Nepal, terremoto, Trump, deportazione
Il presidente Trump e il segretario alla sicurezza nazionale Kirstjen Nielsen visitano un centro anti-contrabbando a Key West, in Florida, © Pablo Martinez Monsivais

Oggi, dietro ordine dell’amministrazione Trump, che secondo la critica punterebbe semplicemente a mettere in mostra con gli elettori il rispetto delle promesse (al limite della xenofobia) fatte in campagna elettorale, il Dipartimento della Sicurezza Interna sta preparando la cancellazione dei permessi di residenza speciale agli immigrati Nepalesi.

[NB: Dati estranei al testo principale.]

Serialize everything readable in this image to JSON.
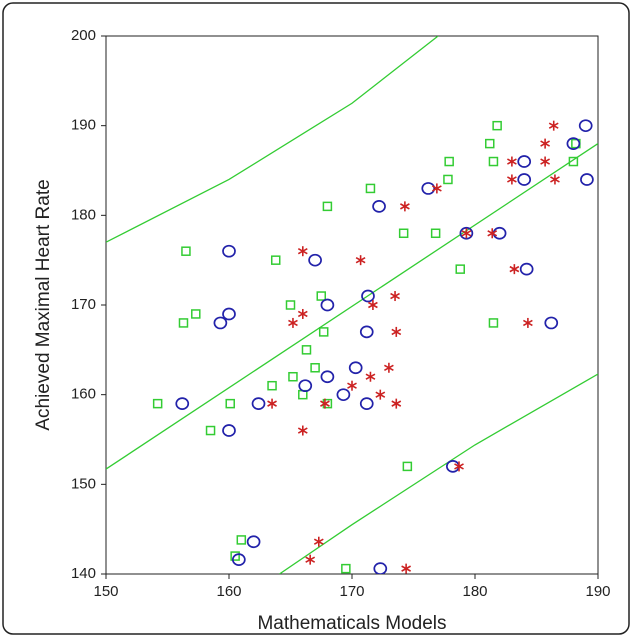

Il numero dei cittadini a rischio deportazione supera i 9.000. Agli interessati, verrà concesso un periodo “di grazia” di un anno, scaduto il quale si procederà ad una vera e propria deportazione forzata, con termine ultimo il 24 giugno 2019. 

Non è la prima volta che il presidente Trump agisce contro minoranze etniche entrate nel paese grazie al TPS, negli ultimi anni infatti avrebbe allontanato anche 50.000 Haitiani e addirittura 200.000 Salvadoregni, con diversi altri casi come quello Nepalese ancora in bilico. I funzionari di Trump dicono che la designazione del TPS non è mai stata pensata per permettere una residenza a lungo termine agli stranieri, ritenendone quindi la revoca sensata.

A distanza di tre anni, le zone più povere del Nepal rimangono ovviamente ancora in condizioni difficili, e la situazione non cambierà certamente entro il 2019. Tutta quella fetta di popolazione che ha subito le conseguenze devastanti dei terremoti, che probabilmente ha perso così tanto da vedersi costretta a fuggire dalla propria patria e che ha dovuto ricominciare una nuova vita in un paese diverso, potrebbe vedersi costretta nel giro di un anno a lasciare nuovamente casa per tornare ad un territorio ormai martoriato dalla natura, inospitale e in rovina.